I originally erred and advised that the BenQ W1500 came with one pair of glasses. Turns out, like many 3D capable projectors, none are included. The latest in 3D glasses for BenQ means that their new 3D active glasses are rechargeable, rather than using small button batteries.
More to the point, the 3D picture is clean. As is typical, single chip DLP projectors seem to have no native crosstalk issues of their own, so visible crosstalk when using the BenQ projector and glasses, if you see any at all, would be inherent to the content, rather than the projector's 3D processing, or latency of the panels/chips.
Weight wise, the new BenQ glasses are reasonably light, but hardly exceptionally so. They weigh in at just over 46 grams (about an ounce and 2/3rds).
Back to the 3D glasses for a moment: By comparison, Epson's classes (also rechargeable and RF), weigh just 37 grams, and Panasonic's about 3 grams lighter than the Epsons. Our lightweight champs, Samsung's battery powered (but not rechargeable) RF glasses, weigh just 23 grams - exactly half of the BenQ's. Those Samsungs are compatible with Epson and Sony projectors. Comfort is OK not great on the BenQs, at least for those with a large head like mine. Note that I wear them over the top of my regular glasses. (My glasses, BTW weigh in at just over 22 grams!)

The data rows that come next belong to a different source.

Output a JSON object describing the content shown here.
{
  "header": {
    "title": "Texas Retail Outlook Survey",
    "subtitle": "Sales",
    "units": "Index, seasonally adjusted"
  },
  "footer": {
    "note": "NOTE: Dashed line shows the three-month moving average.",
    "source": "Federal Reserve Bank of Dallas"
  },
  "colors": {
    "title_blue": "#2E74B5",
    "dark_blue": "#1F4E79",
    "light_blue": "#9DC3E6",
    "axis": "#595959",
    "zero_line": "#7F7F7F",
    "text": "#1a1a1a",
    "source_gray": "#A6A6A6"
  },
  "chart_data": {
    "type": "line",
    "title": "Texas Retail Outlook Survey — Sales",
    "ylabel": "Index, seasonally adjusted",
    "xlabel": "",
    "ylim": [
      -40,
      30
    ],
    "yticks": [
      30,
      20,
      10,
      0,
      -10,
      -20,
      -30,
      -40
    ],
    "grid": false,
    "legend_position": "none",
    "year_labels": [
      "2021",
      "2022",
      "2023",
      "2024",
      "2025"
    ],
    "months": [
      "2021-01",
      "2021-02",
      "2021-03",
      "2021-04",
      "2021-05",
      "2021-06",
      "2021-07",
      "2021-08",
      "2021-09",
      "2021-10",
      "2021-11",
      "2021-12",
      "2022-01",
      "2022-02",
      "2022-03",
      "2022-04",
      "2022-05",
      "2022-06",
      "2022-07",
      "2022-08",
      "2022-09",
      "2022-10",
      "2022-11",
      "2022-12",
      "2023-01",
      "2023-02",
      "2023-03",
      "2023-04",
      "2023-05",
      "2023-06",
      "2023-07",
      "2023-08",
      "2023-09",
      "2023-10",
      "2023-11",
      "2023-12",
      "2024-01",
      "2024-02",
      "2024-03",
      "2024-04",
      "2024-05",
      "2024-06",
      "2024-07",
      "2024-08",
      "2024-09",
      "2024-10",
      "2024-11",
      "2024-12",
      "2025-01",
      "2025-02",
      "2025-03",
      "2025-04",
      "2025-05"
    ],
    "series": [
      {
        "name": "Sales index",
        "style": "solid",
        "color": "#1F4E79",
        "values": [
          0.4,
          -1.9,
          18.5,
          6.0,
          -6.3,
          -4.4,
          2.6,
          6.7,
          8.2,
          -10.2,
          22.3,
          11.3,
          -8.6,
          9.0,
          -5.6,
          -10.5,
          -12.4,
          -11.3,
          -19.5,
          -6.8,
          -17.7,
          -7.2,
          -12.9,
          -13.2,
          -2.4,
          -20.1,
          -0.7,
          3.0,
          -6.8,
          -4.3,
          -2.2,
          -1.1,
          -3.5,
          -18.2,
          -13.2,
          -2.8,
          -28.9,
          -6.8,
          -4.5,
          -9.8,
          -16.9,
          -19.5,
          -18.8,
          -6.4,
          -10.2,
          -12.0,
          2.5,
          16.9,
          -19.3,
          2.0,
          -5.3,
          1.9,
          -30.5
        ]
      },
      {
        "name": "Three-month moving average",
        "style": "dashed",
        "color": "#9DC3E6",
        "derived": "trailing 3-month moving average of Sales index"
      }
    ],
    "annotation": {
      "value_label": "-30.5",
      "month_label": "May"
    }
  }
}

3D looks great, overall. The W1500 being rather bright, I find that at 100" diagonal, The Hobbit, and other 3D content looks reasonably bright hitting a 100" 1.3 gain screen. At my full 124" diagonal, the W1500 is still pretty good, but running out of brightness. I have watched The Hobbit all the way through at 124" and I would say that the Epson Pro Cinema 4030, with it's glasses setting on medium, is just a little brighter than this BenQ. Ultimately, I think about the only competing projectors in 3D, to the W1500, that you would consider brighter, would all be 3LCD projectors. (OK, if you are going really low end - sub $1000 you can find brighter DLP projectors, but they aren't a quality match for this BenQ.